Frogs and their relatives have existed on Earth since the dinosaurs, for more than 360 million years. But now their continued existence is seriously threatened by a deadly fungus called chytridiomycosis. Scientists believe that the fungus originated with African clawed frogs decades ago. These frogs are not affected by the fungus, but they carry it on their skin. Scientists around the world have used these frogs for research, and from the 1930s to the 1950s, the frogs were used to conduct pregnancy tests. And people have also kept the frogs as pets. As a result, African clawed frogs have spread far beyond their native habitat, carrying the fungus with them.
Researchers suspect that the fungus isn't just riding on the backs of one species of frogs today, though, they think it may now be spreading through airborne spores to reach other types of frogs who not immune to it like the African clawed frogs are. The fungus attacks the parts of a frog's skin that have keratin, a substance that makes the skin tough and sturdy. Since frogs use their skin in respiration, the effects of the fungus make it difficult for them to breathe. The illness also damages the nervous system, affecting the frog's behavior.

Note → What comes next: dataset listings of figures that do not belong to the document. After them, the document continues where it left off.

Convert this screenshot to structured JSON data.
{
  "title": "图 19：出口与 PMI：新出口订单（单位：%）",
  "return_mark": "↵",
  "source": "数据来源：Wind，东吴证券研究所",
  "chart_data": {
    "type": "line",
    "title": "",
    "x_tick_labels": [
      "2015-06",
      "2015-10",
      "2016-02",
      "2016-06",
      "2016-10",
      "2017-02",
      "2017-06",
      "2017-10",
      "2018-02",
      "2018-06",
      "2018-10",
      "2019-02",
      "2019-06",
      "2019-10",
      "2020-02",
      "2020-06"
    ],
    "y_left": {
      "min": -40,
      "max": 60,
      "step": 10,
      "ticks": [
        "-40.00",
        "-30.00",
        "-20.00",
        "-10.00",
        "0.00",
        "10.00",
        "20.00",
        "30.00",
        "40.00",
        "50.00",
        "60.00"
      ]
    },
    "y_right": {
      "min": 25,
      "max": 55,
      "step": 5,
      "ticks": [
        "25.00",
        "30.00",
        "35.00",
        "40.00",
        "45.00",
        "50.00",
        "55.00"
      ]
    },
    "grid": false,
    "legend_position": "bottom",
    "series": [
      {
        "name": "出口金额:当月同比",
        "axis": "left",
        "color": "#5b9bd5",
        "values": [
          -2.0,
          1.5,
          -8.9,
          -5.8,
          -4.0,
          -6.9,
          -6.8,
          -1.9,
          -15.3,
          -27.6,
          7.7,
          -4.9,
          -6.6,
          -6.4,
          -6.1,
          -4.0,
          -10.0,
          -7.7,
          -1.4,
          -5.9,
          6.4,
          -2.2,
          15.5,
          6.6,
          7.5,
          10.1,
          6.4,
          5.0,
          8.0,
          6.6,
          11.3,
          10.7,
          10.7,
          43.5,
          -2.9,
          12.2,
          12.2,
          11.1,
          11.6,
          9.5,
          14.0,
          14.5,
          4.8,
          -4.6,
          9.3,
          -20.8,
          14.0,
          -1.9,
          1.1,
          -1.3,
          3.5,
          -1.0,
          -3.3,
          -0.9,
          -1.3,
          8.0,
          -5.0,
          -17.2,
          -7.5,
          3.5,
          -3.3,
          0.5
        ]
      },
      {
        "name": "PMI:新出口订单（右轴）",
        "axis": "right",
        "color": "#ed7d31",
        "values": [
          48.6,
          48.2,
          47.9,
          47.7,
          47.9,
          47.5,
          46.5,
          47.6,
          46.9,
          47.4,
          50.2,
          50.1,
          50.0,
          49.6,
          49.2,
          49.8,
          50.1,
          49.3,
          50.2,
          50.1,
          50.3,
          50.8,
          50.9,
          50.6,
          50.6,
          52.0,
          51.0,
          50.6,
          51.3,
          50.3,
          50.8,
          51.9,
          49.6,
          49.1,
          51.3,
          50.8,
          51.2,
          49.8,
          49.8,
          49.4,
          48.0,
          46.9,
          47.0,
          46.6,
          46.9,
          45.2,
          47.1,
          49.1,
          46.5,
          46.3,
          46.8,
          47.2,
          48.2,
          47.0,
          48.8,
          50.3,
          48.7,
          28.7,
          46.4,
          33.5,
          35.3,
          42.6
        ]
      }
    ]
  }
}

Cytrid fungus is probably transferred by direct contact between frogs and tadpoles, through infected water. Tadpoles are not affected by the fungus because they have only a small amount of keratin around their mouths. But as frogs grow, their skin thickens on the parts that come into contact with the ground, such as the abdomen and the soles of their feet. So although the fungus doesn't usually bother tadpoles, it can kill adult frogs. The disease may not kill them immediately, and as a result, they can swim or hop to other areas before they die, thereby spreading fungal spores to new ponds and streams.
Experts believe that as many as one-third to one-half of the planet's 6,000 amphibians are in danger of disappearing―which would be one of the worst mass extinctions since the age of the dinosaurs. A film produced by Discovery Studios, The Vanishing Frog, hopes to focus worldwide attention on the deadly fungus that is destroying frogs and other amphibians. The film features Animal Planet's Jeff Corwin on a worldwide mission to provide viewers with some of the causes that may be contributing to the plight of the frogs.
"Frogs are incredibly amazing creatures with a variety of astonishing skills and innate abilities," commented Corwin. "The plight of the small amphibians is, unfortunately, quite large. Frogs have been with us since the dinosaurs; they are a critical part of the ecosystem and now they are disappearing." The film is sponsored by Animal Planet and the Clorox Company, whose bleach is being used in the field every day in the battle to save the frogs.
The battle is not a small one, and it has proven to be impossible to contain. As an example, scientists have measured Bob's robber frog populations at three tropical streams in Panama since 1999. The frog is already an endangered species, but the amphibians were abundant in the three protected sites where scientists were keeping track of populations. Along a 200-meter path, researchers counted anywhere from 19 to 68 frogs among the creek boulders in the rainforest streams, until late September 2004. That's when scientists discovered four dead frogs―and that's when they discovered the cytrid fungus. Within two months, all robber frogs at the three streams were gone. And there is little likelihood that the frogs will return, since all the water is now infested with the fungus. Since then, researchers all around the world have begun to discover the fungus in numerous different species of frogs, and it is spreading at an alarming rate.
Although the problem of the vanishing frogs may appear to be something only researchers can solve, there are things that the public can do to help contain the spread of the fungus. The first thing is to report the appearance of sick frogs or frogs that seem to have died without an obvious cause to your local authorities. A sick frog may have discolored skin, peeling of the skin, sluggish and unresponsive, and may sit out in the open without protecting itself, or spread its legs slightly away from its body, rather than keeping its legs tucked in close to its body.
Wet or muddy boots and tires, fishing, camping, gardening, or boating equipment may also be contributing to the spread of the disease. And never ever release pet frogs into the wild. Released pet frogs can breed, overwhelming the local frog population, and they can spread disease.